Face au niveau de concentration en forte hausse dans de nombreux indices actions, le contexte d’investissement apparaît sans précédent.
Les dix premières sociétés du S&P 500 pèsent désormais près de 40 % de l’indice, un niveau inédit depuis le milieu des années 1960, et les entreprises liées aux semi-conducteurs représentent près de 20 % du même indice. Ce phénomène est encore plus marqué sur les marchés émergents : à elles seules, TSMC, Samsung et SK Hynix totalisent 29 % de l’indice MSCI EM.
Alors que ce niveau de concentration continue d’augmenter dans un climat d’euphorie, la vice-présidente de Capital Group, Jody Jonsson, son CEO, Mike Gitlin et moi-même avons jugé opportun de rappeler nos responsabilités à l’ensemble de nos équipes. Je souhaite désormais partager ces réflexions avec un public plus large.
Comme je l’ai dit à mes collègues, Capital Group s’est fixé une importante essentielle : améliorer le quotidien des personnes.
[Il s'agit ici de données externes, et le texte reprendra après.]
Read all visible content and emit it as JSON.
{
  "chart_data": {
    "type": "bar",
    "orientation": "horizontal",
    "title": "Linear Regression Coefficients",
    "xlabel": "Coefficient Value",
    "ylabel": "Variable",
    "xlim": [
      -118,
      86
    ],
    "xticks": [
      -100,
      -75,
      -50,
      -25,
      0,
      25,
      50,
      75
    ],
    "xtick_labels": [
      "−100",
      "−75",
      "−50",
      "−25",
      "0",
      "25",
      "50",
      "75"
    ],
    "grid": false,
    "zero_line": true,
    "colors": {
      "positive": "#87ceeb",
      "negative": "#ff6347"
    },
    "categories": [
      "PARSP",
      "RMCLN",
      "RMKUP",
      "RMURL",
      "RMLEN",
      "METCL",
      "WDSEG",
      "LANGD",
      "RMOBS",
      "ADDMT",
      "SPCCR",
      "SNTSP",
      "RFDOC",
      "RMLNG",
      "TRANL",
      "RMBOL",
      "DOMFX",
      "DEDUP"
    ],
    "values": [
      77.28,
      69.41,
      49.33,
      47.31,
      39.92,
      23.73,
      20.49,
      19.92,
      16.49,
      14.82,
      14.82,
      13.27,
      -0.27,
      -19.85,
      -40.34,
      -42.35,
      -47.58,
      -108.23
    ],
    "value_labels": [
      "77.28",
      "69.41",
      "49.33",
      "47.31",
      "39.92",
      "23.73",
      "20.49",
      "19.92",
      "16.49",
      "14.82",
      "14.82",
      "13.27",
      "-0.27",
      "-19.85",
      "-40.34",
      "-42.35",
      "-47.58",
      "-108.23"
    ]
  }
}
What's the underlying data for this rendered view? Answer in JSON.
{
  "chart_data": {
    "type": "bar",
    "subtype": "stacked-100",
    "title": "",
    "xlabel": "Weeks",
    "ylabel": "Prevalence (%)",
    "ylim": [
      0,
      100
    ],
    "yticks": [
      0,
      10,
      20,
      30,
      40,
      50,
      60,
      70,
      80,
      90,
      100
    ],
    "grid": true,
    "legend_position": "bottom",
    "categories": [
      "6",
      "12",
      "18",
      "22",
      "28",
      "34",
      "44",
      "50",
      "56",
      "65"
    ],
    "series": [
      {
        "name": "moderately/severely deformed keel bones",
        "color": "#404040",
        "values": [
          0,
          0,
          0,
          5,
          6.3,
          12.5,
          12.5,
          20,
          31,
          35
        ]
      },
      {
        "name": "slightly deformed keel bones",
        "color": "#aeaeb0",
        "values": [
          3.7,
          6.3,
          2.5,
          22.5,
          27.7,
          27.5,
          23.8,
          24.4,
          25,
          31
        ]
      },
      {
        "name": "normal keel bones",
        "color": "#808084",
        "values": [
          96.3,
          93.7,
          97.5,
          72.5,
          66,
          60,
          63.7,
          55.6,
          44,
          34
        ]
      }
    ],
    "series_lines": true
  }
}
Des individus, des familles et des institutions nous confient leur patrimoine pour le faire fructifier, générer des revenus, financer leur retraite, subvenir aux besoins de leurs bénéficiaires et transmettre un héritage.
Cela nous oblige à viser des résultats à long terme (ajustés du risque) supérieurs et de qualité, en adoptant une discipline rigoureuse visant à protéger au mieux l’épargne de nos clients des excès des marchés. Nous devons ainsi éviter de nous contenter de reproduire le profil de risque d’un indice lorsqu’il présente une concentration ou une dilution inhabituelle – comme c’est de plus en plus le cas en ce moment sur les marchés mondiaux.
La structure même du marché en favorise la concentration
Suis-je en train de dire qu’il ne faut pas investir dans les entreprises participant au déploiement de l’intelligence artificielle ? Non. En effet, un bon nombre d’entre elles sont des sociétés exceptionnelles, offrant des perspectives de long terme. Cependant, avec les pondérations et les valorisations actuelles, les indices (et les stratégies passives qui les reproduisent) parient de plus en plus sur la dominance d’un seul type de scénario.
Nous avons déjà traversé des périodes similaires. Depuis toujours, les marchés connaissent des épisodes durant lesquels une certaine vision convaincante de l’avenir fait en quelque sorte l’unanimité. Parfois, cette vision s’avère correcte. Parfois, elle est en partie juste, mais valorisée en fonction d’un scénario trop parfait. Et dans d’autres cas, les bénéficiaires réels s’avèrent ne pas être ceux auxquels les investisseurs s’attendaient.
Deux situations passées permettent d’illustrer ce propos : les combustibles fossiles sont passés de 29 % du S&P 500 en 1980 à près de 3 % aujourd’hui. Et les actions japonaises, qui pesaient 44 % de l’indice MSCI World à leur apogée à la fin des années 1980, n’en représentent désormais plus que 5 % environ. Bien sûr, la concentration au sein des indices ne saurait être utilisée comme un instrument pour « timer » les marchés, mais ces exemples constituent un important rappel que cette dernière peut augmenter à mesure que se confirment les convictions du plus grand nombre vers un scénario dominant.